Penchant souvent dans la facilité, le retournement du général étant finalement parachuté, Diplomatie manque de bien des choses pour pouvoir prétendre au film historique de l’année écoulée. L’on ne boude pourtant pas notre plaisir de redécouvrir, pour la énième fois, l’univers d’une France occupée, d’un temps révolu de guerre mondiale. Applaudissons tout de même cette belle petite équipe pour nous avoir livré un film intelligent, propret et intéressant, culturellement parlant. 13/20
Voila un exceptionnel huis clos qui retrace un fait historique qui a sauvé Paris de la destruction lors de la seconde guerre mondiale. Servis par deux immenses acteurs au sommet de leur art, le film nous offre un face à face qui se transforme en veritable suspense psychologique passionnant de bout en bout.
Ce film historique, adapté de la pièce de théâtre du même nom, oppose deux immenses comédiens en face-à-face pour un scénario remarquablement bien écrit et une mise en scène exemplaire. Un bijou.
Un superbe tête à tête pour une histoire vraie sur Von Choltitz, cet officier allemand qui a sauvé Paris de la destruction en s'opposant au Führer. On reprend de fait l'histoire de Paris brûle-t-il qui lui a plutôt vieillit. Ici, le film se déroule à la façon d'une pièce de théâtre, normal, c'est adapté d'une pièce!
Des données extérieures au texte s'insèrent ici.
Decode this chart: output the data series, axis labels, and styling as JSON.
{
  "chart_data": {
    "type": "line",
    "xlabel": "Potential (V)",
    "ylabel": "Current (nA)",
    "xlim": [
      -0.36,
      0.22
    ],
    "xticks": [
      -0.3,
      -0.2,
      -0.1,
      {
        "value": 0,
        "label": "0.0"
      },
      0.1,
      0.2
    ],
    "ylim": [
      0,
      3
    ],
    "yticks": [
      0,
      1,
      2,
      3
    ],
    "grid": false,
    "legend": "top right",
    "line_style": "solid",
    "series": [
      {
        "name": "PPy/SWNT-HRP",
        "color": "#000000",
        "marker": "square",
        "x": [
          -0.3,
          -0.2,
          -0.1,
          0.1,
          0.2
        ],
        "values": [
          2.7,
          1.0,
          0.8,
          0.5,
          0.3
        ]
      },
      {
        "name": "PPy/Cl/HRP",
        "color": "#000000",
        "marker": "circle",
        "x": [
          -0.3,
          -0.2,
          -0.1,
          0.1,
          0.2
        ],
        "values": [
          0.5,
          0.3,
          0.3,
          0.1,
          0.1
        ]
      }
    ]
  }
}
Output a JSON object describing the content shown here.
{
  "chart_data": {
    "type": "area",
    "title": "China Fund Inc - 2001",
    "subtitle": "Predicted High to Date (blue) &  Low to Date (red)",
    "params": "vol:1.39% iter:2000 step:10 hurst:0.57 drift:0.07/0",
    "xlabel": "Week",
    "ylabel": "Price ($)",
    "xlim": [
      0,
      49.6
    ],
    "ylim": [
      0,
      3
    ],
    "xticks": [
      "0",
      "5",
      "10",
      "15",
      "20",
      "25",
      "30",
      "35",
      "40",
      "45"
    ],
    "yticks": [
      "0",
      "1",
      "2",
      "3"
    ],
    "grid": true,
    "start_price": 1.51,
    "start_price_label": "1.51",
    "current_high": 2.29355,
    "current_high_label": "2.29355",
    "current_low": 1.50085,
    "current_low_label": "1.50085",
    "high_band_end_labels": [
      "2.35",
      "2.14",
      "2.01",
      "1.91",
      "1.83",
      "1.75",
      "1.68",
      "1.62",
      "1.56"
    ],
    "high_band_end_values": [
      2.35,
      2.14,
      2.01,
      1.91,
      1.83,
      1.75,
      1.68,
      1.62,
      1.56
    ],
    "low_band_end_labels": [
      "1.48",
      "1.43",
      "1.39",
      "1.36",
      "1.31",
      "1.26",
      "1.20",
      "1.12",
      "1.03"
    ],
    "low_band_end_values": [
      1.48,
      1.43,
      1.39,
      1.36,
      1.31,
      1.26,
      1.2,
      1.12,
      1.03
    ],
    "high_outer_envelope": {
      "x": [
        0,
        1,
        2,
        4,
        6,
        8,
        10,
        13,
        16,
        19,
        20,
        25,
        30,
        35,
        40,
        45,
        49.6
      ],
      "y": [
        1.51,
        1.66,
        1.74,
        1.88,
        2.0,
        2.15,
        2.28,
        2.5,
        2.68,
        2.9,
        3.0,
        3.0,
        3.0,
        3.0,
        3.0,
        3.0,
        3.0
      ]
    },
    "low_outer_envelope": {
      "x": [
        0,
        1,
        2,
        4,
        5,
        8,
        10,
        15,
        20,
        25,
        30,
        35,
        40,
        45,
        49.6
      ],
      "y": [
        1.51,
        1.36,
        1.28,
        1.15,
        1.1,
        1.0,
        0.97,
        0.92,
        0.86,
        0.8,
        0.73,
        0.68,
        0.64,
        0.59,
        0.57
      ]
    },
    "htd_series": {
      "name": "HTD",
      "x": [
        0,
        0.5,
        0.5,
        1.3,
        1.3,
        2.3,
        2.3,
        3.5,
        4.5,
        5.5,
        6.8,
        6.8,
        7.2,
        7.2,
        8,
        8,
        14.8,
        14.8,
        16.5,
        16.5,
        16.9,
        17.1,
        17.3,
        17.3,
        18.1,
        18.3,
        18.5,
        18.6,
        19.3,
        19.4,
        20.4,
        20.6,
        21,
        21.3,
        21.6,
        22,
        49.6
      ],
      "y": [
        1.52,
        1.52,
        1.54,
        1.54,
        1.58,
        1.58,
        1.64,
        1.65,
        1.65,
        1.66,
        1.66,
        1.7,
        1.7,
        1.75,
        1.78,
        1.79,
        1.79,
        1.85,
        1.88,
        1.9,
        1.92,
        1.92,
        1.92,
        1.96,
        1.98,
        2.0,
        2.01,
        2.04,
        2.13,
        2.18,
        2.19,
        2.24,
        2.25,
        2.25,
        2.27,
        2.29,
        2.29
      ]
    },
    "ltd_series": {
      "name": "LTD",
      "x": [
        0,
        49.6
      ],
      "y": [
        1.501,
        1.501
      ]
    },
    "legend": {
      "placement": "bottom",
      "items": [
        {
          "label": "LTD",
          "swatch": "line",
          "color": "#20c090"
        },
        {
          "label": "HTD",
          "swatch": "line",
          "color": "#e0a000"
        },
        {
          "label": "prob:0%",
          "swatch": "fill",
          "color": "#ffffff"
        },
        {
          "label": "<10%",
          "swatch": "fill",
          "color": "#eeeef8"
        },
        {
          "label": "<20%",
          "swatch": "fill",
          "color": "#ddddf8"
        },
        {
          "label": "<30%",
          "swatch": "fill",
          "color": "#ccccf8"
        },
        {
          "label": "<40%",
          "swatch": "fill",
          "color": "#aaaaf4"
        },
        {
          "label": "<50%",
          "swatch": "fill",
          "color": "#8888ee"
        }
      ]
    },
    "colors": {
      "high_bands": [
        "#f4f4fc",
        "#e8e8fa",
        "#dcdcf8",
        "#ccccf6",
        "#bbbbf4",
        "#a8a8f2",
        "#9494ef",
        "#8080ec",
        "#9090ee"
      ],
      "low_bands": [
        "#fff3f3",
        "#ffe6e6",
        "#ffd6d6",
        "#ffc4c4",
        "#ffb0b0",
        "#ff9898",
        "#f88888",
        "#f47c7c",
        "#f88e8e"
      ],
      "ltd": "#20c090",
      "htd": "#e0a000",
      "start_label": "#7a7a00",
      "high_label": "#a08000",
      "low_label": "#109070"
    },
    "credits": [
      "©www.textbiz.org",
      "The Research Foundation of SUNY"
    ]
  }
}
Même si quelques longueurs traînent par ci par là, le duo d'acteurs maintiennent l'intérêt durant l'ensemble de cette réalisation.
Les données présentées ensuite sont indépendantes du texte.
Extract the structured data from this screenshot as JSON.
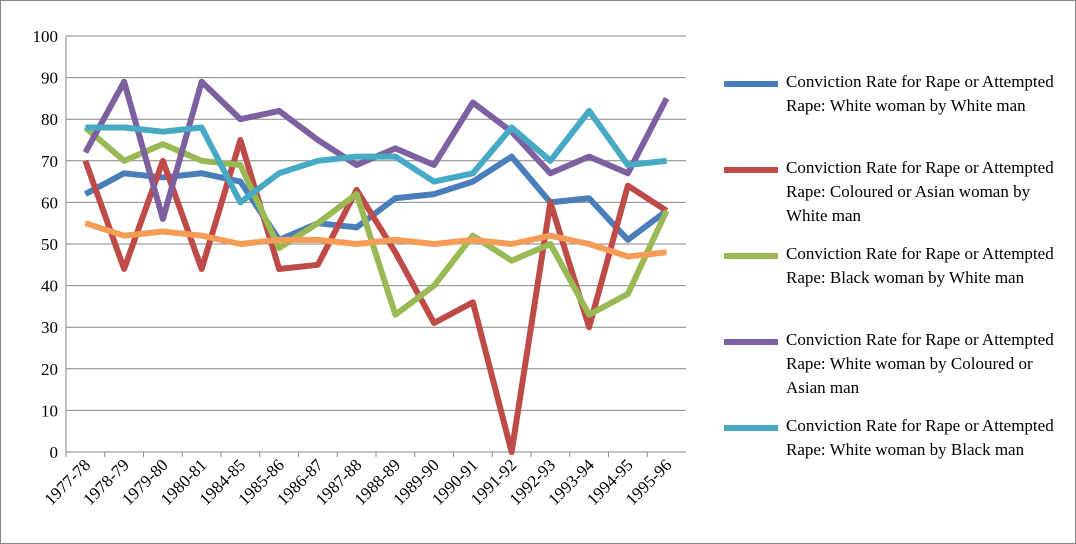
{
  "chart_data": {
    "type": "line",
    "categories": [
      "1977-78",
      "1978-79",
      "1979-80",
      "1980-81",
      "1984-85",
      "1985-86",
      "1986-87",
      "1987-88",
      "1988-89",
      "1989-90",
      "1990-91",
      "1991-92",
      "1992-93",
      "1993-94",
      "1994-95",
      "1995-96"
    ],
    "series": [
      {
        "name": "Conviction Rate for Rape or Attempted Rape: White woman by White man",
        "color": "#4a7ebb",
        "values": [
          62,
          67,
          66,
          67,
          65,
          51,
          55,
          54,
          61,
          62,
          65,
          71,
          60,
          61,
          51,
          58
        ]
      },
      {
        "name": "Conviction Rate for Rape or Attempted Rape: Coloured or Asian woman by White man",
        "color": "#be4b48",
        "values": [
          70,
          44,
          70,
          44,
          75,
          44,
          45,
          63,
          48,
          31,
          36,
          0,
          60,
          30,
          64,
          58
        ]
      },
      {
        "name": "Conviction Rate for Rape or Attempted Rape: Black woman by White man",
        "color": "#98b954",
        "values": [
          78,
          70,
          74,
          70,
          69,
          49,
          55,
          62,
          33,
          40,
          52,
          46,
          50,
          33,
          38,
          58
        ]
      },
      {
        "name": "Conviction Rate for Rape or Attempted Rape: White woman by Coloured or Asian man",
        "color": "#7d60a0",
        "values": [
          72,
          89,
          56,
          89,
          80,
          82,
          75,
          69,
          73,
          69,
          84,
          77,
          67,
          71,
          67,
          85
        ]
      },
      {
        "name": "Conviction Rate for Rape or Attempted Rape: White woman by Black man",
        "color": "#46aac5",
        "values": [
          78,
          78,
          77,
          78,
          60,
          67,
          70,
          71,
          71,
          65,
          67,
          78,
          70,
          82,
          69,
          70
        ]
      },
      {
        "color": "#f59d56",
        "values": [
          55,
          52,
          53,
          52,
          50,
          51,
          51,
          50,
          51,
          50,
          51,
          50,
          52,
          50,
          47,
          48
        ]
      }
    ],
    "ylim": [
      0,
      100
    ],
    "yticks": [
      0,
      10,
      20,
      30,
      40,
      50,
      60,
      70,
      80,
      90,
      100
    ],
    "grid": true
  }
}
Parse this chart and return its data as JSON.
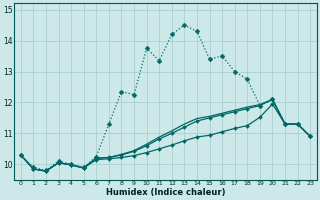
{
  "xlabel": "Humidex (Indice chaleur)",
  "ylabel": "",
  "xlim": [
    -0.5,
    23.5
  ],
  "ylim": [
    9.5,
    15.2
  ],
  "yticks": [
    10,
    11,
    12,
    13,
    14,
    15
  ],
  "xticks": [
    0,
    1,
    2,
    3,
    4,
    5,
    6,
    7,
    8,
    9,
    10,
    11,
    12,
    13,
    14,
    15,
    16,
    17,
    18,
    19,
    20,
    21,
    22,
    23
  ],
  "bg_color": "#cce8e8",
  "grid_color": "#aad0d0",
  "line_color": "#006666",
  "lines": [
    {
      "x": [
        0,
        1,
        2,
        3,
        4,
        5,
        6,
        7,
        8,
        9,
        10,
        11,
        12,
        13,
        14,
        15,
        16,
        17,
        18,
        19,
        20,
        21,
        22,
        23
      ],
      "y": [
        10.3,
        9.9,
        9.8,
        10.1,
        10.0,
        9.9,
        10.25,
        11.3,
        12.35,
        12.25,
        13.75,
        13.35,
        14.2,
        14.5,
        14.3,
        13.4,
        13.5,
        13.0,
        12.75,
        11.9,
        12.1,
        11.3,
        11.3,
        10.9
      ],
      "style": "dotted",
      "marker": true,
      "markersize": 2.5
    },
    {
      "x": [
        0,
        1,
        2,
        3,
        4,
        5,
        6,
        7,
        8,
        9,
        10,
        11,
        12,
        13,
        14,
        15,
        16,
        17,
        18,
        19,
        20,
        21,
        22,
        23
      ],
      "y": [
        10.3,
        9.85,
        9.78,
        10.05,
        9.98,
        9.88,
        10.15,
        10.18,
        10.22,
        10.28,
        10.38,
        10.5,
        10.62,
        10.76,
        10.88,
        10.94,
        11.05,
        11.16,
        11.25,
        11.52,
        11.95,
        11.3,
        11.3,
        10.9
      ],
      "style": "solid",
      "marker": true,
      "markersize": 2.0
    },
    {
      "x": [
        0,
        1,
        2,
        3,
        4,
        5,
        6,
        7,
        8,
        9,
        10,
        11,
        12,
        13,
        14,
        15,
        16,
        17,
        18,
        19,
        20,
        21,
        22,
        23
      ],
      "y": [
        10.3,
        9.85,
        9.78,
        10.05,
        9.98,
        9.88,
        10.2,
        10.22,
        10.3,
        10.42,
        10.6,
        10.82,
        11.0,
        11.2,
        11.4,
        11.5,
        11.6,
        11.7,
        11.8,
        11.9,
        12.1,
        11.3,
        11.3,
        10.9
      ],
      "style": "solid",
      "marker": true,
      "markersize": 2.0
    },
    {
      "x": [
        0,
        1,
        2,
        3,
        4,
        5,
        6,
        7,
        8,
        9,
        10,
        11,
        12,
        13,
        14,
        15,
        16,
        17,
        18,
        19,
        20,
        21,
        22,
        23
      ],
      "y": [
        10.3,
        9.85,
        9.78,
        10.05,
        9.98,
        9.88,
        10.2,
        10.22,
        10.32,
        10.44,
        10.65,
        10.88,
        11.08,
        11.3,
        11.48,
        11.55,
        11.65,
        11.75,
        11.85,
        11.93,
        12.1,
        11.3,
        11.3,
        10.9
      ],
      "style": "solid",
      "marker": false,
      "markersize": 0
    }
  ]
}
1944. Un face-à-face entre le Colonel Von Choltitz, qui s'apprête à faire sauter Paris, et le Consul suédois, qui tente de l'en dissuader. Une production qui a été adapter au théâtre, Diplomatie nous fait vivre une rencontre entre Nordling et Choltitz. C'est assez intéressant, et il est porté par deux grands acteurs et orateurs que sont André Dussollier et Niels Arestrup. Ces derniers sont incroyables dans leurs performances avec un huit-clos maîtrisé. Ils s'affrontent dans une joute verbale ou chacun à son tour à l'avantage et a les clés pour faire rompre son adversaire et tout ça sans violence. Cependant, une bande son parfois inquiétante et émouvante. Les décors sont très bien mis en valeur. Le sujet est superbe sur le papier mais je dois l'avouer qu'il manque plusieurs éléments comme spoiler: une certaine tension et également du suspens. On connait bien entendu la fin, ce qui est regrettable. Malgré tout, Diplomatie se laisse regarder avec plaisir.
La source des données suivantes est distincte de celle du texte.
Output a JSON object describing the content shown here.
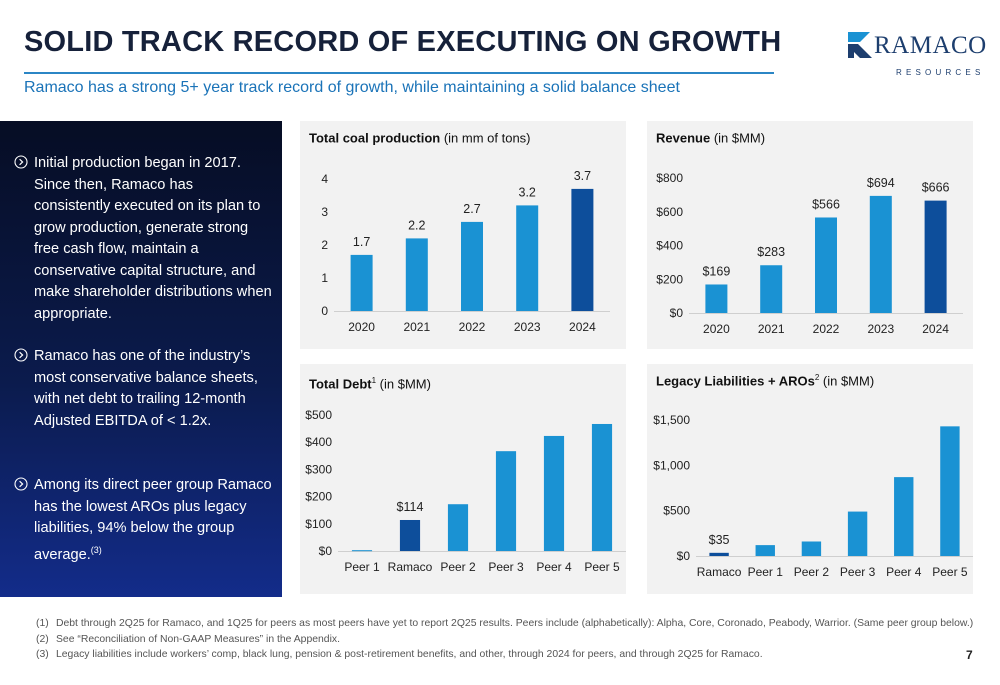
{
  "header": {
    "title": "SOLID TRACK RECORD OF EXECUTING ON GROWTH",
    "subtitle": "Ramaco has a strong 5+ year track record of growth, while maintaining a solid balance sheet"
  },
  "logo": {
    "word": "RAMACO",
    "sub": "RESOURCES"
  },
  "bullets": [
    {
      "text": "Initial production began in 2017. Since then, Ramaco has consistently executed on its plan to grow production, generate strong free cash flow, maintain a conservative capital structure, and make shareholder distributions when appropriate.",
      "sup": ""
    },
    {
      "text": "Ramaco has one of the industry’s most conservative balance sheets, with net debt to trailing 12-month Adjusted EBITDA of < 1.2x.",
      "sup": ""
    },
    {
      "text": "Among its direct peer group Ramaco has the lowest AROs plus legacy liabilities, 94% below the group average.",
      "sup": "(3)"
    }
  ],
  "colors": {
    "bar": "#1a92d3",
    "highlight": "#0d4e9b",
    "axis": "#cfcfcf",
    "tick": "#222222"
  },
  "chart_data": [
    {
      "id": "coal",
      "type": "bar",
      "title_bold": "Total coal production",
      "title_sup": "",
      "title_rest": " (in mm of tons)",
      "categories": [
        "2020",
        "2021",
        "2022",
        "2023",
        "2024"
      ],
      "values": [
        1.7,
        2.2,
        2.7,
        3.2,
        3.7
      ],
      "data_labels": [
        "1.7",
        "2.2",
        "2.7",
        "3.2",
        "3.7"
      ],
      "highlight_index": 4,
      "ylim": [
        0,
        4
      ],
      "yticks": [
        0,
        1,
        2,
        3,
        4
      ],
      "ytick_labels": [
        "0",
        "1",
        "2",
        "3",
        "4"
      ],
      "grid": false
    },
    {
      "id": "revenue",
      "type": "bar",
      "title_bold": "Revenue",
      "title_sup": "",
      "title_rest": " (in $MM)",
      "categories": [
        "2020",
        "2021",
        "2022",
        "2023",
        "2024"
      ],
      "values": [
        169,
        283,
        566,
        694,
        666
      ],
      "data_labels": [
        "$169",
        "$283",
        "$566",
        "$694",
        "$666"
      ],
      "highlight_index": 4,
      "ylim": [
        0,
        800
      ],
      "yticks": [
        0,
        200,
        400,
        600,
        800
      ],
      "ytick_labels": [
        "$0",
        "$200",
        "$400",
        "$600",
        "$800"
      ],
      "grid": false
    },
    {
      "id": "debt",
      "type": "bar",
      "title_bold": "Total Debt",
      "title_sup": "1",
      "title_rest": " (in $MM)",
      "categories": [
        "Peer 1",
        "Ramaco",
        "Peer 2",
        "Peer 3",
        "Peer 4",
        "Peer 5"
      ],
      "values": [
        3,
        114,
        172,
        367,
        423,
        467
      ],
      "data_labels": [
        "",
        "$114",
        "",
        "",
        "",
        ""
      ],
      "highlight_index": 1,
      "ylim": [
        0,
        500
      ],
      "yticks": [
        0,
        100,
        200,
        300,
        400,
        500
      ],
      "ytick_labels": [
        "$0",
        "$100",
        "$200",
        "$300",
        "$400",
        "$500"
      ],
      "grid": false
    },
    {
      "id": "legacy",
      "type": "bar",
      "title_bold": "Legacy Liabilities + AROs",
      "title_sup": "2",
      "title_rest": " (in $MM)",
      "categories": [
        "Ramaco",
        "Peer 1",
        "Peer 2",
        "Peer 3",
        "Peer 4",
        "Peer 5"
      ],
      "values": [
        35,
        120,
        160,
        490,
        870,
        1430
      ],
      "data_labels": [
        "$35",
        "",
        "",
        "",
        "",
        ""
      ],
      "highlight_index": 0,
      "ylim": [
        0,
        1500
      ],
      "yticks": [
        0,
        500,
        1000,
        1500
      ],
      "ytick_labels": [
        "$0",
        "$500",
        "$1,000",
        "$1,500"
      ],
      "grid": false
    }
  ],
  "footnotes": [
    {
      "num": "(1)",
      "text": "Debt through 2Q25 for Ramaco, and 1Q25 for peers as most peers have yet to report 2Q25 results. Peers include (alphabetically): Alpha, Core, Coronado, Peabody, Warrior. (Same peer group below.)"
    },
    {
      "num": "(2)",
      "text": "See “Reconciliation of Non-GAAP Measures” in the Appendix."
    },
    {
      "num": "(3)",
      "text": "Legacy liabilities include workers’ comp, black lung, pension & post-retirement benefits, and other, through 2024 for peers, and through 2Q25 for Ramaco."
    }
  ],
  "page_number": "7"
}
Sur fond de raccourci/condensé historique, cette adaptation d'une pièce de théâtre portée par deux grands acteurs (il en reste!) au mieux de leur forme (comme quoi c'est possible) nous montre la force de la parole face à la force brute. Bel exercice de style, tout en finesse, presque poétique si les enjeux n'eussent pas été si dramatiques: l'avenir de l'Europe, rien de moins. Cet ultime acte de chevalerie à l'ancienne en forme de joute verbale entre le rusé chevalier blanc face au méchant chevalier noir pour sauver la reine d'une mort certaine impose le respect. Comme toute bonne histoire, le bien triomphe du mal, qu'importent les moyens si ils justifient la fin...
Quel Film !... Quels fabuleux acteurs !... Et quel scénario !... Schlöndorff nous a concocté un véritable chef d'oeuvre. Un Huit-Clos admirablement mené par Arrestrup et Dussolier. Quand Nordling parle de Paris, j'en avais la larme à l’œil tellement c'était beau et romantique. Il en parle avec Amour. Cet Amour que tout être vivant a pour la capitale.